The explosive growth of Internet access has driven specialty technicians or small groups of shop owners to build websites designed to assemble and digest empirical information pertaining to auto repair and shop management. The International Automotive Technician’s Network (iATN) is perhaps the largest and best-known networking group for professional technicians and shop owners.
iATN, which was founded in 1995, currently has 71,580 members networking from 158 countries. Member communications are contained in appropriate discussion forums such as industry issues, education, technical discussion, shop management and more. iATN also supports a considerable archival database that contains extensive discussions of past and current technical and management issues.
Application-specific data can be accessed by selecting an appropriate forum and typing in keywords and phrases associated with a specific problem. As with any networking website, iATN deals more with opinions and experiences rather than hard technical data, so “silver bullet” technical solutions aren’t generally available in the technical forum or archival formats.

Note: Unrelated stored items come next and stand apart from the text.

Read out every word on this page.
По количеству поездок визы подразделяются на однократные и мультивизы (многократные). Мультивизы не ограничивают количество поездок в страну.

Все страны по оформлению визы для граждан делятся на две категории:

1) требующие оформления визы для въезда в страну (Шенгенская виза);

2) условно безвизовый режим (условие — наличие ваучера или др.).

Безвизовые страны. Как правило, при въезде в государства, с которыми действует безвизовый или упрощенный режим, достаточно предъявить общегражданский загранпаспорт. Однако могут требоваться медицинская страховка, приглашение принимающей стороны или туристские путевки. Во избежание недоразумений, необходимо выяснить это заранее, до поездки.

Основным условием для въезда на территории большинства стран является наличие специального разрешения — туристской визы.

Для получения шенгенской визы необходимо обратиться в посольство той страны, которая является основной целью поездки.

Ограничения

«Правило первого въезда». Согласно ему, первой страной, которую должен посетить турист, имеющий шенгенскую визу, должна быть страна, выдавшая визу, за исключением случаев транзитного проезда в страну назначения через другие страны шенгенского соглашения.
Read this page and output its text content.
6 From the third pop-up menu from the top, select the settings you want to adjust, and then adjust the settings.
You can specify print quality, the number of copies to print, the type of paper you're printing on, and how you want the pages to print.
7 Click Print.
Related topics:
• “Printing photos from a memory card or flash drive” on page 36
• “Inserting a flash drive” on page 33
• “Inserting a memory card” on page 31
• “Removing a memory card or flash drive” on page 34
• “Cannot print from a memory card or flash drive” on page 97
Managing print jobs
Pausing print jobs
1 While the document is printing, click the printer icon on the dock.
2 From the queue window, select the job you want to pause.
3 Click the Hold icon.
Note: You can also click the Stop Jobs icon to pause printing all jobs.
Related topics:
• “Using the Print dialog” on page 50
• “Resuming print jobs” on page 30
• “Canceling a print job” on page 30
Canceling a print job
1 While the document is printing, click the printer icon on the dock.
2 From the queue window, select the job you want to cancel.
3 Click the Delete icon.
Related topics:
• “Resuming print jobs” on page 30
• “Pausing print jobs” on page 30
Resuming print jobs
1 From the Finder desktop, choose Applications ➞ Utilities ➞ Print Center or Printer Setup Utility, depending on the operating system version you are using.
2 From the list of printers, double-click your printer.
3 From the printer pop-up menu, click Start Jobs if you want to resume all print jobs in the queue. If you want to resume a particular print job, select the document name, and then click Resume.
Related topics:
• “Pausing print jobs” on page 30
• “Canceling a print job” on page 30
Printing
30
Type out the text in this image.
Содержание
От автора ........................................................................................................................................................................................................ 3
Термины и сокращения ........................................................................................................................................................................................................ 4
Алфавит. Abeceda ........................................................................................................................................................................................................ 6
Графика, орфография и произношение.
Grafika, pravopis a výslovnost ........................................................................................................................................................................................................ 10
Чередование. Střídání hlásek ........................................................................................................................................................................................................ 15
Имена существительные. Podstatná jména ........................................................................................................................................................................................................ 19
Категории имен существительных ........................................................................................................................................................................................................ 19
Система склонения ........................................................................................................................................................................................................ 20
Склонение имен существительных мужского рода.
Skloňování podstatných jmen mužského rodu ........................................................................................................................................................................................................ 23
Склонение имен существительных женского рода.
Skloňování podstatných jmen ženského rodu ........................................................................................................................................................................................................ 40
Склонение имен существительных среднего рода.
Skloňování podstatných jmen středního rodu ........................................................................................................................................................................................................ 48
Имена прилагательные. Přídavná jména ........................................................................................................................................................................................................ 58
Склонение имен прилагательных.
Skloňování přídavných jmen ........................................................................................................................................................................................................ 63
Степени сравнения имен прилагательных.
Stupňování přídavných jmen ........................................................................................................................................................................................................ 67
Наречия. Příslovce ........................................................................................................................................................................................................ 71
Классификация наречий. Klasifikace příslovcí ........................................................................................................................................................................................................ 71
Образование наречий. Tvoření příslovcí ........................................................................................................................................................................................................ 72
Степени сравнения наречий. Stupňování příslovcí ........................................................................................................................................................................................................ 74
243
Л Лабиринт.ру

OE Information and Training
Beginning in 1996, On Board Diagnostic II (OBD II) systems were installed in all domestic vehicles to help reduce exhaust emissions. In contrast to the earlier OBD I systems, OBD II introduced a standardized, 16-pin diagnostic connector and a standardized “generic” set of trouble codes dedicated to detecting common failures in the powertrain and evaporative emissions control systems.

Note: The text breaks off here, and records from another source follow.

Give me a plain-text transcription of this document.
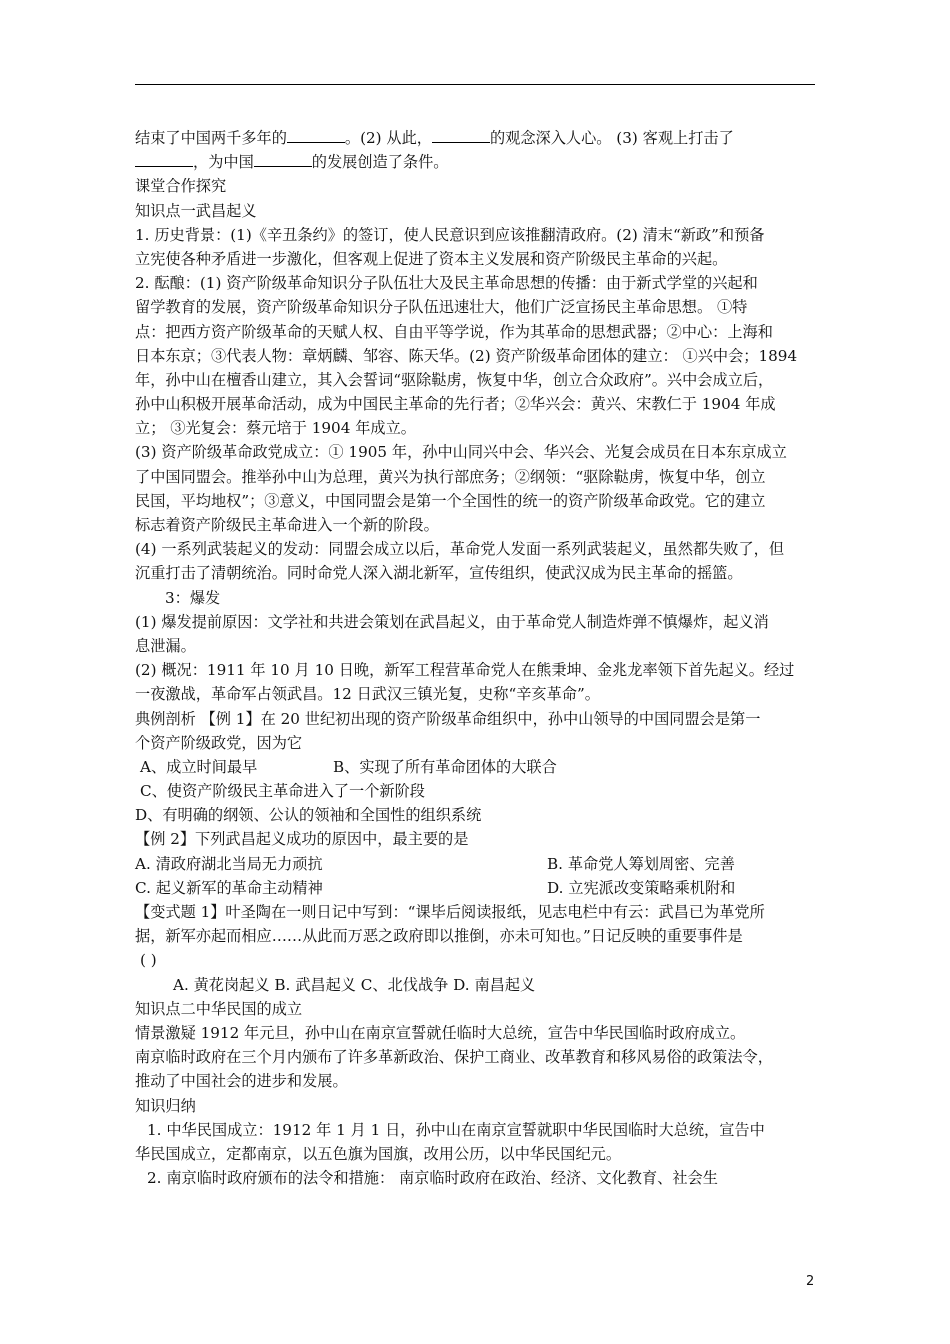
结束了中国两千多年的	。(2) 从此，	的观念深入人心。 (3) 客观上打击了
，为中国	的发展创造了条件。
课堂合作探究
知识点一武昌起义
1. 历史背景：(1)《辛丑条约》的签订，使人民意识到应该推翻清政府。(2) 清末“新政”和预备
立宪使各种矛盾进一步激化，但客观上促进了资本主义发展和资产阶级民主革命的兴起。
2. 酝酿：(1) 资产阶级革命知识分子队伍壮大及民主革命思想的传播：由于新式学堂的兴起和
留学教育的发展，资产阶级革命知识分子队伍迅速壮大，他们广泛宣扬民主革命思想。 ①特
点：把西方资产阶级革命的天赋人权、自由平等学说，作为其革命的思想武器；②中心：上海和
日本东京；③代表人物：章炳麟、邹容、陈天华。(2) 资产阶级革命团体的建立： ①兴中会；1894
年，孙中山在檀香山建立，其入会誓词“驱除鞑虏，恢复中华，创立合众政府”。兴中会成立后，
孙中山积极开展革命活动，成为中国民主革命的先行者；②华兴会：黄兴、宋教仁于 1904 年成
立； ③光复会：蔡元培于 1904 年成立。
(3) 资产阶级革命政党成立：① 1905 年，孙中山同兴中会、华兴会、光复会成员在日本东京成立
了中国同盟会。推举孙中山为总理，黄兴为执行部庶务；②纲领：“驱除鞑虏，恢复中华，创立
民国，平均地权”；③意义，中国同盟会是第一个全国性的统一的资产阶级革命政党。它的建立
标志着资产阶级民主革命进入一个新的阶段。
(4) 一系列武装起义的发动：同盟会成立以后，革命党人发面一系列武装起义，虽然都失败了，但
沉重打击了清朝统治。同时命党人深入湖北新军，宣传组织，使武汉成为民主革命的摇篮。
3：爆发
(1) 爆发提前原因：文学社和共进会策划在武昌起义，由于革命党人制造炸弹不慎爆炸，起义消
息泄漏。
(2) 概况：1911 年 10 月 10 日晚，新军工程营革命党人在熊秉坤、金兆龙率领下首先起义。经过
一夜激战，革命军占领武昌。12 日武汉三镇光复，史称“辛亥革命”。
典例剖析 【例 1】在 20 世纪初出现的资产阶级革命组织中，孙中山领导的中国同盟会是第一
个资产阶级政党，因为它
A、成立时间最早	B、实现了所有革命团体的大联合
C、使资产阶级民主革命进入了一个新阶段
D、有明确的纲领、公认的领袖和全国性的组织系统
【例 2】下列武昌起义成功的原因中，最主要的是
A. 清政府湖北当局无力顽抗	B. 革命党人筹划周密、完善
C. 起义新军的革命主动精神	D. 立宪派改变策略乘机附和
【变式题 1】叶圣陶在一则日记中写到：“课毕后阅读报纸，见志电栏中有云：武昌已为革党所
据，新军亦起而相应……从此而万恶之政府即以推倒，亦未可知也。”日记反映的重要事件是
( )
A. 黄花岗起义 B. 武昌起义 C、北伐战争 D. 南昌起义
知识点二中华民国的成立
情景激疑 1912 年元旦，孙中山在南京宣誓就任临时大总统，宣告中华民国临时政府成立。
南京临时政府在三个月内颁布了许多革新政治、保护工商业、改革教育和移风易俗的政策法令，
推动了中国社会的进步和发展。
知识归纳
1. 中华民国成立：1912 年 1 月 1 日，孙中山在南京宣誓就职中华民国临时大总统，宣告中
华民国成立，定都南京，以五色旗为国旗，改用公历，以中华民国纪元。
2. 南京临时政府颁布的法令和措施： 南京临时政府在政治、经济、文化教育、社会生
2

The typical 1996 OBD II engine computer also had at least twice the computing power of OBD I computers and provided a much more comprehensive component monitoring and failure detection system than OBD I. Most OBD II engine control computers therefore have the capacity to accept on-board reprogramming to fix operating issues that had gone undetected during the vehicle’s engineering phase. With the introduction of OBD II, independent shops suddenly found themselves in an unconventional information access setting because an OE scan tool and high-speed, online access to an OE website were required to download current reprogramming data.
Beginning in 2000, a pilot program was begun in Arizona to gain access to OE service information. This program eventually matured into the National Automotive Service Task Force (NASTF), which eventually negotiated access to OE information, equipment and training with most of the 17 auto manufacturers currently marketing throughout the United States. Thanks to the efforts of the manufacturer and independent repair sectors, NASTF has negotiated access, not only to repair information, but to OE training and OE vehicle security (anti-theft) information as well. This information can be accessed at the NASTF website, www.nastf.org.
A Look Into The Future
As a side note, it’s easy to see why, with the complexities of modern information access, it’s so important to understand that modern auto repair requires significant computer and reading comprehension skills on the part of the technician. Although the idea that our educational system can continue to dump academic underachievers into auto mechanics programs has become obsolete in the face of advancing technology, many educators continue to see vocational education as a quick fix to the failures of the academic sectors.
One can only hope that progress in education keeps up with the progress in the field of student endeavors. The secret to success in any highly technical field like auto repair not only lies in acquiring a good foundational education, but in knowing how to, as Samuel Johnson would phrase it, “find information upon it.”